(770e) Atomic Level Design of Bifunctional Titanium-Amine Materials for Cooperative Catalysis

Moving beyond carbon capture and sequestration, there is an increasing call for materials suitable for carbon capture and conversion. Many of the reactions that would be interesting in this context could potentially be carried out if suitably cooperative acid-base catalysts could be designed and synthesized. Acid-base bifunctional catalysis is a common motif in enzymes and some types of supported catalysts, and has been applied to the conversion of CO₂ into industrially desirable compounds like solvents (cyclic carbonates) or fuels (via photoreduction). Generally, these processes require a nucleophilic site to chemisorb and activate CO₂, which must be proximate to an acidic center capable of activating the co-reactant. The challenge of creating such catalysts lies in controlling materials syntheses so that the two competing functions are in close proximity, but not so close that they poison each other through ion pairing; e.g. forming ‘frustrated’ pairs..

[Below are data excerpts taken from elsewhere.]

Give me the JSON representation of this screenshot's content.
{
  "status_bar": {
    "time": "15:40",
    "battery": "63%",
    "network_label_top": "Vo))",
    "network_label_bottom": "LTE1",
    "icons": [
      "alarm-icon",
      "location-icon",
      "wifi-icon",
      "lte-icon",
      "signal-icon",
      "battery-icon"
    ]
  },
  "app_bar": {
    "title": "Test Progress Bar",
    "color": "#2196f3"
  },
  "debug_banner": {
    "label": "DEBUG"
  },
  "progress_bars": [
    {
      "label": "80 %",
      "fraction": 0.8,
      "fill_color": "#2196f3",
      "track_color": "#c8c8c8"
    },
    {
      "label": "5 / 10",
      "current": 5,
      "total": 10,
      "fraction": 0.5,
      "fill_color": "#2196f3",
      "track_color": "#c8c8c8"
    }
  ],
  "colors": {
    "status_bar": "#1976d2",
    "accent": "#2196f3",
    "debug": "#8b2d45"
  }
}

We report here on the synthesis of solid materials comprising Lewis acidic, dispersed Ti centers and propylamine groups supported in close proximity on a silica surface. Materials are characterized by ¹³C CP/MAS NMR, X-ray absorption near-edge spectroscopy (XANES), non-aqueous potentiometric titrations, TGA, and elemental analysis. The typical aminopropyltriethoxysilane (APTES) precursor is used as a control; here amines are generated by grafting a carbamate-containing precursor onto the Lewis acidic surfaces; these do not interact with the acid sites as synthesized, but expose a primary amine upon mild thermal treatment. DRUV-vis shows that the Ti site remains similar to the starting material (and thus catalytically active) in the presence of the amine liberated from the carbamate, but is deactivated after typical grafting of APTES. This talk will discuss several probe reactions used to assess the functionality of the acid site, the base site, and cooperative beneficial interactions that occur between the two. 

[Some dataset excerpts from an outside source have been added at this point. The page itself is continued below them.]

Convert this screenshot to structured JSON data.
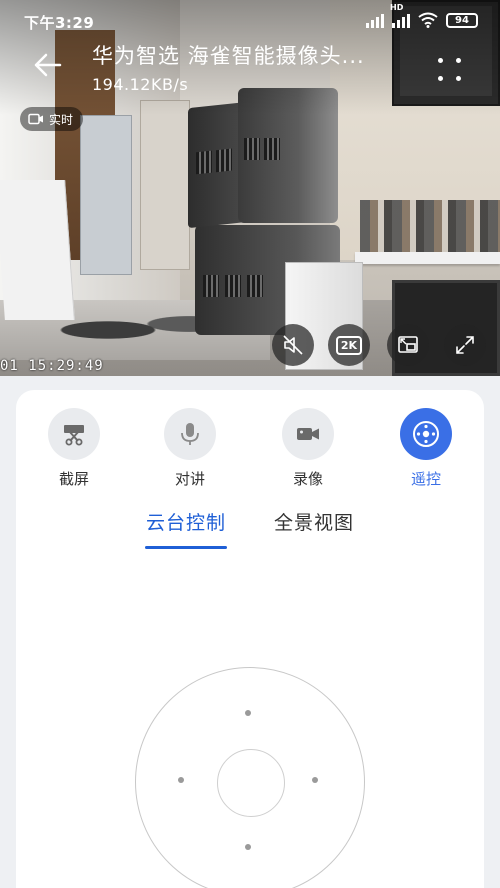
{
  "status_bar": {
    "time": "下午3:29",
    "battery": "94",
    "network_badge": "HD"
  },
  "header": {
    "title": "华为智选 海雀智能摄像头...",
    "speed": "194.12KB/s"
  },
  "video": {
    "live_badge": "实时",
    "timestamp": "01 15:29:49",
    "resolution_badge": "2K"
  },
  "toolbar": {
    "items": [
      {
        "label": "截屏",
        "icon": "scissors-icon",
        "active": false
      },
      {
        "label": "对讲",
        "icon": "microphone-icon",
        "active": false
      },
      {
        "label": "录像",
        "icon": "video-camera-icon",
        "active": false
      },
      {
        "label": "遥控",
        "icon": "dpad-icon",
        "active": true
      }
    ]
  },
  "tabs": [
    {
      "label": "云台控制",
      "active": true
    },
    {
      "label": "全景视图",
      "active": false
    }
  ],
  "colors": {
    "accent": "#3a6fe6",
    "tab_active": "#1f5fd6",
    "panel_bg": "#ffffff",
    "page_bg": "#eef0f3"
  }
}
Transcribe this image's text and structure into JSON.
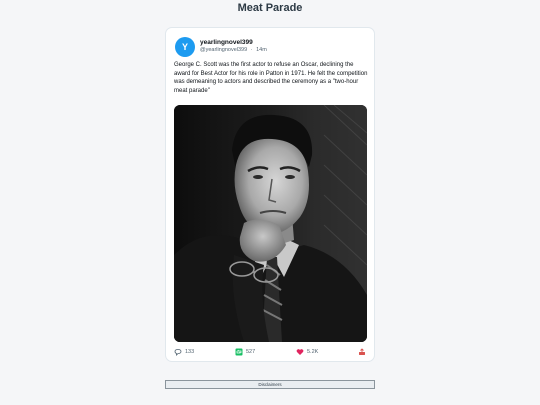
{
  "page": {
    "title": "Meat Parade"
  },
  "tweet": {
    "avatar_initial": "Y",
    "username": "yearlingnovel399",
    "handle": "@yearlingnovel399",
    "separator": "·",
    "time": "14m",
    "text": "George C. Scott was the first actor to refuse an Oscar, declining the award for Best Actor for his role in Patton in 1971. He felt the competition was demeaning to actors and described the ceremony as a \"two-hour meat parade\"",
    "stats": {
      "replies": "133",
      "retweets": "527",
      "likes": "5.2K"
    }
  },
  "footer": {
    "disclaimer_label": "Disclaimers"
  },
  "colors": {
    "avatar": "#1d9bf0",
    "like": "#e0245e",
    "retweet": "#17bf63",
    "reply": "#536471",
    "share": "#d9534f"
  }
}
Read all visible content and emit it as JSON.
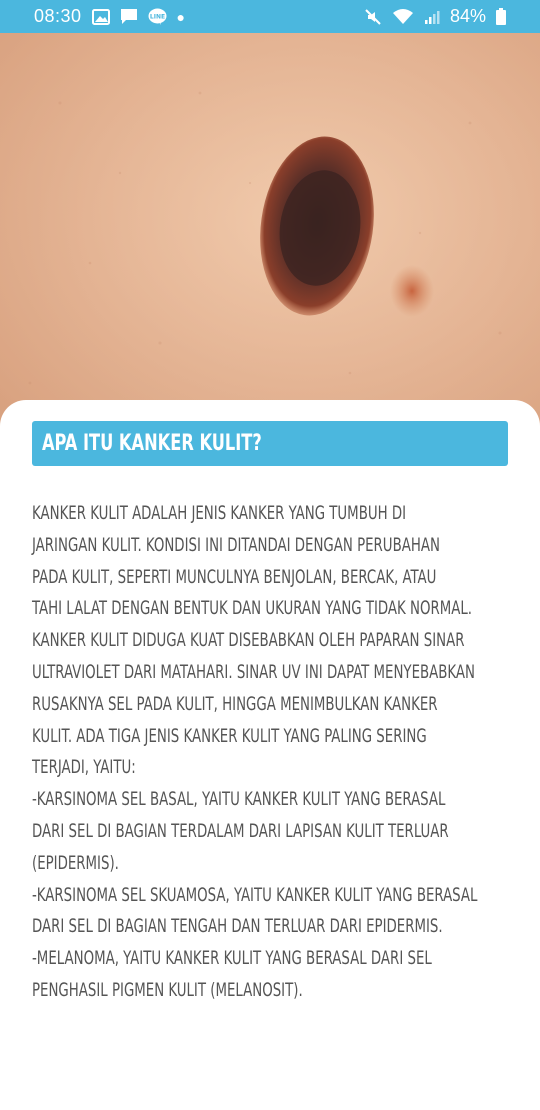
{
  "status_bar": {
    "time": "08:30",
    "battery": "84%",
    "left_icons": [
      "image-icon",
      "message-icon",
      "line-icon",
      "notification-dot"
    ],
    "right_icons": [
      "mute-icon",
      "wifi-icon",
      "signal-icon",
      "battery-icon"
    ],
    "background": "#4bb7de"
  },
  "hero": {
    "image": "skin-mole-photo"
  },
  "section": {
    "title": "APA ITU KANKER KULIT?",
    "accent_color": "#4bb7de"
  },
  "body_lines": [
    "KANKER KULIT ADALAH JENIS KANKER YANG TUMBUH DI",
    "JARINGAN KULIT. KONDISI INI DITANDAI DENGAN PERUBAHAN",
    "PADA KULIT, SEPERTI MUNCULNYA BENJOLAN, BERCAK, ATAU",
    "TAHI LALAT DENGAN BENTUK DAN UKURAN YANG TIDAK NORMAL.",
    "KANKER KULIT DIDUGA KUAT DISEBABKAN OLEH PAPARAN SINAR",
    "ULTRAVIOLET DARI MATAHARI. SINAR UV INI DAPAT MENYEBABKAN",
    "RUSAKNYA SEL PADA KULIT, HINGGA MENIMBULKAN KANKER",
    "KULIT. ADA TIGA JENIS KANKER KULIT YANG PALING SERING",
    "TERJADI, YAITU:",
    "-KARSINOMA SEL BASAL, YAITU KANKER KULIT YANG BERASAL",
    "DARI SEL DI BAGIAN TERDALAM DARI LAPISAN KULIT TERLUAR",
    "(EPIDERMIS).",
    "-KARSINOMA SEL SKUAMOSA, YAITU KANKER KULIT YANG BERASAL",
    "DARI SEL DI BAGIAN TENGAH DAN TERLUAR DARI EPIDERMIS.",
    "-MELANOMA, YAITU KANKER KULIT YANG BERASAL DARI SEL",
    "PENGHASIL PIGMEN KULIT (MELANOSIT)."
  ]
}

CO₂ adsorption at low pressures is used as a probe of the base site accessibility in the presence of Ti. Properly normalized CO₂ adsorption isotherms show that the presence of Ti on the silica surface generally diminishes the ability for the amines to uptake CO₂. The presence of Ti strongly diminishes the capacity of the APTES materials. For example, uptake falls from 0.13 to 0.01 CO₂/amine at 1 kPa when 180 μmol/g Ti is added. In contrast, CO₂ uptake is much less affected when the carbamate route is used to graft the amines; uptake starts at a lower level but falls only from 0.045 to 0.030 CO₂/amine when 180 μmol/g Ti is added. The uptake is always above that of the APTES-derived material, even when a large excess of Ti is present (600 μmol/g Ti). Overall, these results are consistent with our hypothesis that the presence of the carbamate group during synthesis prevents undesired interactions between the Ti and the amine.  The precursor dictates that, upon deprotection, the amines are tethered to the surface in such a way that this inability of the Ti and N to interact is maintained, but each of the sites retains their ability to perform independent chemistry.

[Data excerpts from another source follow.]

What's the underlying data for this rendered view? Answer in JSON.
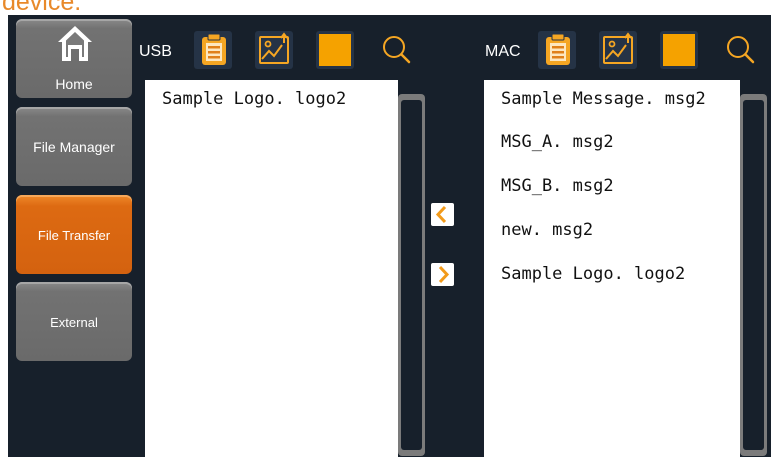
{
  "top_clipped_text": "device.",
  "nav": {
    "home": {
      "label": "Home",
      "icon": "home-icon"
    },
    "file_manager": {
      "label": "File Manager"
    },
    "file_transfer": {
      "label": "File Transfer",
      "active": true
    },
    "external": {
      "label": "External"
    }
  },
  "usb": {
    "label": "USB",
    "toolbar": [
      "message-list-icon",
      "logo-image-icon",
      "select-all-square-icon",
      "search-icon"
    ],
    "files": [
      "Sample Logo. logo2"
    ]
  },
  "mac": {
    "label": "MAC",
    "toolbar": [
      "message-list-icon",
      "logo-image-icon",
      "select-all-square-icon",
      "search-icon"
    ],
    "files": [
      "Sample Message. msg2",
      "MSG_A. msg2",
      "MSG_B. msg2",
      "new. msg2",
      "Sample Logo. logo2"
    ]
  },
  "transfer": {
    "to_usb_icon": "chevron-left-icon",
    "to_mac_icon": "chevron-right-icon"
  },
  "colors": {
    "background": "#17202b",
    "accent": "#d4620f",
    "icon_orange": "#f5a623",
    "nav_gray": "#6e6e6e"
  }
}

The Knoevenagel condensation of ethyl cyanoacetate with benzaldehyde are also presented as a probe of cooperativity. The Knoevenagel condensation is an oft-cited base-catalyzed reaction that is thought to proceed through and enamine intermediate.  However, it has also been suggested in the literature that in the presence of Bronsted acid sites, the reaction proceeds with enhanced rates and through an imine intermediate.  Our materials allow us to probe the effect of adjacent surface Lewis acids. Initial results suggest that the presence of Ti does have an effect on the rates of reaction that is strongly dependent upon the catalyst’s amine to Ti ratio. Additional results will be presented from other reactions, time permitting.